Heru menambahkan terkait dengan majunya ketiga kader partai hingga permohonan ini diajukan, DPP Golkar belum mengetahui pengajuannya. Namun berpedoman pada Pasal 27 ayat (1) UUD 1945, Heru mengatakan ketiga orang caleg ini memiliki hak yang sama untuk kemudian dapat ditetapkan sebagai Pihak Terkait oleh MK.

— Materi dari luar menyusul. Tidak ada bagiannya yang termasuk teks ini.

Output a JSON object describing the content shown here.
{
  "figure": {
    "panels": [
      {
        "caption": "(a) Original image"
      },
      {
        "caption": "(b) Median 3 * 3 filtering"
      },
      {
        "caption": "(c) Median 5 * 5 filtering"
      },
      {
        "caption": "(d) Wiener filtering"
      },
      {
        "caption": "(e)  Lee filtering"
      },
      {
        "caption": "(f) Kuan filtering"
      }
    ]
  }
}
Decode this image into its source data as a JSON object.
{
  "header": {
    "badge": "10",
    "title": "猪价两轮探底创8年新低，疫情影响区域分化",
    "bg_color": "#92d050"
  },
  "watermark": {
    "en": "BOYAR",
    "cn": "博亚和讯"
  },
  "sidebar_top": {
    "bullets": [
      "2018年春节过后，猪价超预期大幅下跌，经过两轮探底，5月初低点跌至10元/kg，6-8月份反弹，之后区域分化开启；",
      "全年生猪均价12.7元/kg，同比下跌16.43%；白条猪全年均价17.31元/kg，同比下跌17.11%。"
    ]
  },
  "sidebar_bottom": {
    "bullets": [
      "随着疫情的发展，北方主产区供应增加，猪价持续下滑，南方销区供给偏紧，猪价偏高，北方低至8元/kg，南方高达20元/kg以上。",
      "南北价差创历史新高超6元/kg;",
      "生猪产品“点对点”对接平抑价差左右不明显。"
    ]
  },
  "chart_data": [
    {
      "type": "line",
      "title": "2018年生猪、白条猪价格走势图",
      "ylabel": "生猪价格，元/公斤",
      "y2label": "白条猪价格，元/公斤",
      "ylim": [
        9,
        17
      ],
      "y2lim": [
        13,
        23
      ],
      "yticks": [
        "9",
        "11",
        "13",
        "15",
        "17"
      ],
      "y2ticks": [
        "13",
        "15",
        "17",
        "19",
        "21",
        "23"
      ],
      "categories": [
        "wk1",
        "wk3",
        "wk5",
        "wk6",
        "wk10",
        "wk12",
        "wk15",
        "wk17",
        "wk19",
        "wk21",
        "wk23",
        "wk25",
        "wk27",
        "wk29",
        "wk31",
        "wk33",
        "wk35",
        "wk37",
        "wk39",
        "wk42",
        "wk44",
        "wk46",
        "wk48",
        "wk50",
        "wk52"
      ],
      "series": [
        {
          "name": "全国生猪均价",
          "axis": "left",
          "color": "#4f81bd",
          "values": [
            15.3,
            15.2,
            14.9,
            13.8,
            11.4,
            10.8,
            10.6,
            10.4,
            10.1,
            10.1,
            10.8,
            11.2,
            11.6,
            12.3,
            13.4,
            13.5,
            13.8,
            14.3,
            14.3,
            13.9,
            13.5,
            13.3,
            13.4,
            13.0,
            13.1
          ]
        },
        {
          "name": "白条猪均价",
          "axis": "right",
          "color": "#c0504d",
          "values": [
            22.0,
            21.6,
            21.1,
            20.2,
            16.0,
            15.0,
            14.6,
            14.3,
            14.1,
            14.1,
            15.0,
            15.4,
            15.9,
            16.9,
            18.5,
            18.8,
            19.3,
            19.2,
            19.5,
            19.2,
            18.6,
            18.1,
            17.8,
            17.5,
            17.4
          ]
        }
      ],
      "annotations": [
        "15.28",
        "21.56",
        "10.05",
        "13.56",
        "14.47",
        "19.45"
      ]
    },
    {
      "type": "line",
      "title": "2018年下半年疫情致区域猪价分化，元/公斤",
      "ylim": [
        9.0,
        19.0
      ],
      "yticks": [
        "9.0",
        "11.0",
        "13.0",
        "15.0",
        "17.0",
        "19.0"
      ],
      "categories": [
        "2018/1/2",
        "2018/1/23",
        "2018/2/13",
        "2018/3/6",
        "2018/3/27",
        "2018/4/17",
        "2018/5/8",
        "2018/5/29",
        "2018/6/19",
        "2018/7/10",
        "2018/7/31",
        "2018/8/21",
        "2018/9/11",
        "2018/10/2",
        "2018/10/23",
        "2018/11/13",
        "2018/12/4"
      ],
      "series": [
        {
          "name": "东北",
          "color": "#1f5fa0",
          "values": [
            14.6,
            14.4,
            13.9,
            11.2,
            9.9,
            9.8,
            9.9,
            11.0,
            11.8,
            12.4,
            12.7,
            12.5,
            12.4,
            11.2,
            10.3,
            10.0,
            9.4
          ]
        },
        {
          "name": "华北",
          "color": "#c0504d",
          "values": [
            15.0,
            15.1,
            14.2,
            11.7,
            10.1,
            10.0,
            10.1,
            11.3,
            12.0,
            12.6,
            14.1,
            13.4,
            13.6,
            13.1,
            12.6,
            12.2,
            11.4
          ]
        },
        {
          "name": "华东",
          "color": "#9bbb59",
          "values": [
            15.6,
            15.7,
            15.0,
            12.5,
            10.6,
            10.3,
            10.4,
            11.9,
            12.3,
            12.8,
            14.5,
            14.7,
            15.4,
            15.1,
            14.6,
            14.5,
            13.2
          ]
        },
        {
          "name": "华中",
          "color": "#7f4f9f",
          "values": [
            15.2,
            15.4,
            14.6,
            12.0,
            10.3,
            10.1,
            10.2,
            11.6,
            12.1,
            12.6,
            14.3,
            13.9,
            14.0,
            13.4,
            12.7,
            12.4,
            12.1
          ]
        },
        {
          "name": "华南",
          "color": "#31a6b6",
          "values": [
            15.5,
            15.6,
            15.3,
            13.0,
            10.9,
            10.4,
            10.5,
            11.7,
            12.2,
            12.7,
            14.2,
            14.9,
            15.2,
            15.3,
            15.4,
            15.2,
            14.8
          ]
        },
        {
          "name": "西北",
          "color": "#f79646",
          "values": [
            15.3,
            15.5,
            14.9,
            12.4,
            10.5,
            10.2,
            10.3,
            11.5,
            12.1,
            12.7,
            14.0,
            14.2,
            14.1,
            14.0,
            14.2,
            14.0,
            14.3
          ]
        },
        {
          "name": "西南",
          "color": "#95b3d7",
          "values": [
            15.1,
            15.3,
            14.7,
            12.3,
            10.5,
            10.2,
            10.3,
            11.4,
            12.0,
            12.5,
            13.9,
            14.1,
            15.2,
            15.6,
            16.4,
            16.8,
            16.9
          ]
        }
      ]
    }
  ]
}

“Melalui sidang di MK nantinya kami akan berkesempatan untuk menyampaikan keterangan dan argumentasi serta mengajukan ahli yang akan membahas tentang sistem proporsional terbuka yang harus dipertahankan sesuai dengan hukum yang berlaku saat ini,” jelas Heru.
Proporsional Terbuka Adalah Harapan
Sementara itu Derek Loupatty menambahkan bahwa meski dirinya saat ini menjabat sebagai Wakil Sekjen DPP Golkar, ia juga merupakan caleg yang telah diberikan surat oleh partai untuk melakukan sosialisasi sebagai pihak yang akan mengikuti kontestasi politik pada 2024 mendatang. Baginya sistem proporsional terbuka merupakan suatu harapan bagi 50% generasi milenial yang ada dalam partai untuk maju sebagai wakil rakyat. Jika sistem proporsional tertutup dilanggengkan kembali, maka partai akan kembali pada senioritas.
“Namanya Dewan Perwakilan Rakyat, bukan dewan perwakilan partai. Kami ini berinisiatif dari kader secara pribadi dan setelah berkonsultasi maka kami putuskan untuk mengajukan diri sebagai Pihak Terkait pada perkara ini. Menurut kami Demokrasi yang maju harus melalui sistem proporsional terbuka. Pemilu 2009 telah terbuka dan memberi ruang kembali pada rakyat guna mengenal calegnya. Kalau kembali ke sistem proporsional tertutup, maka kami akan jadi antrean panjang lagi. Jadi sistem proporsional terbuka adalah harapan. Kami sudah ada penugasan dari partai untuk sosialisasi diri. Rakyat harus mengenal siapa wakil yang dipilihnya. Negara demokrasi harus turut memberikan ruang pada rakyat untuk mengetahui wakilnya,” tegas Derek Loupatty.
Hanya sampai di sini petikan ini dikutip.